The score is 3-2 in the final minutes of the third period, and if they can hang on, Samantha’s team will make the playoffs. Then it happens. You watch as a player comes speeding down the ice, her head turned as she plows into a head-on collision with your daughter. You sit still, barely breathing. She seems fine, the coach says. But later, Samantha complains that her head hurts and she’s dizzy. Does she have a concussion? What should you do?
This scenario is all too common—and becoming more so, according to Dr. Michael Cusimano, a St. Michael’s neurosurgeon and professor of Neurosurgery, Education and Public Health at the University of Toronto.
Despite all the debates and safety programs, the rate of concussions has not decreased in the past few years. “If you look at hospital data, the numbers are actually going up,” Dr. Cusimano says. “But that doesn’t mean we’re not making progress. We’re dealing with more concussions partly because more people are seeking medical attention, and more doctors are diagnosing it.” That’s partly because of new policies like Ontario’s Rowan’s Law, which mandates concussion education and medical evaluation before patients return to learning and active play.
Dr. Cusimano is a pioneer in advanced neurosurgery procedures—including the use of endoscopic and 3D techniques to treat brain tumours. He’s also a longtime advocate for public education about traumatic brain injuries like concussion. His research has led to rule changes in the NHL, the National Football League and soccer’s World Cup. And he was recently given the U of T’s President’s Impact Award for his work in all those areas, as well as the Carolyn Tuohy Impact on Public Policy Award.
“The awards are recognition of the fact that people now understand that concussions are not good for your brain, and that we should be making changes in our society that help keep our brains healthy,” he says.
While advances in medical technology can lead to improved outcomes for brain injury patients in the future, Dr. Cusimano is adamant that prevention is best, even if it’s not quite so exciting. “Making people more aware and speaking out about things like body checking in hockey are going to save more brains than developing a new drug or instrument to look at the brain,” he says. “At St. Michael’s we save people one at a time, but those things can help millions of people worldwide.”
Dr. Cusimano says it’s possible to sustain a concussion doing any sport, or by slipping on an icy sidewalk or falling down stairs. “Of course the incidence is highest when there’s player-to-player contact, like in hockey, soccer, football, rugby, basketball, even baseball and ringette,” he adds. “And since mixed martial arts is rapidly growing, there are concerns when young children are doing that.”
The good news, according to Dr. Cusimano, is that there are simple things we can do to protect our brains. “People have to educate themselves about the risks of doing certain activities, and how to minimize them,” he says. “If you’re going for a bike ride, try to separate yourself from traffic as much as you can. Make sure the bike is in good working order, and wear a helmet and reflective clothing and lights so people can see you if it’s dark.”

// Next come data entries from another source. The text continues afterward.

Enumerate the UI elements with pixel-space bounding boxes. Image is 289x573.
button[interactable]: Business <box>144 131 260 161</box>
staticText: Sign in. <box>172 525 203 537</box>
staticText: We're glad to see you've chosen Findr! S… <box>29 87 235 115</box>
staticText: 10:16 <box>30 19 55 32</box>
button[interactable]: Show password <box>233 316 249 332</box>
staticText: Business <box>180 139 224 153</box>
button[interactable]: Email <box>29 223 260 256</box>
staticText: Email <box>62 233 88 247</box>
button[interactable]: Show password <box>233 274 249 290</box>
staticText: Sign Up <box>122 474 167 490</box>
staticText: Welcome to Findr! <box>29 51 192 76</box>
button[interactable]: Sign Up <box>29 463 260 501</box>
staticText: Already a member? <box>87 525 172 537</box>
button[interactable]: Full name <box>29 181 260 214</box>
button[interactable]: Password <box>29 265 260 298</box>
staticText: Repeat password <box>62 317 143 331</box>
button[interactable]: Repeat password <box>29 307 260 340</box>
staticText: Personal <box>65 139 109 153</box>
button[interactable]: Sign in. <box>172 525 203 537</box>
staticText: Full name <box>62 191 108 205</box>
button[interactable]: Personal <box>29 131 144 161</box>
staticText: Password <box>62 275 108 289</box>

If your child plays organized sports, find out where the league stands on injury prevention. “For every dollar we spend on helmets, we save 33 dollars in health-care costs,” Dr. Cusimano points out. “Parents could ask about the league’s position on body checking and fighting, if protective gear is mandatory and if they encourage fair play and respect for other players. They can make sure the coaches and trainers have been educated about concussion, and that the children and parents have had some information too.”
In the end, Dr. Cusimano asks adults to also think of the effect their own actions have on children, such as wearing safety gear. “Children are very impressionable, and research shows that if they see adults doing these things, they will adopt the same habits,” he says. “So people really can be agents of change in their own way.”
- Difficulty concentrating
- Depression or irritability
- Drowsiness or difficulty sleeping
If you suspect a concussion, see a doctor. It’s important to provide a full and honest reporting of symptoms to your doctor. The latest research suggests mental and physical rest for 24 to 48 hours, and a gradual return to normal activities as the symptoms subside.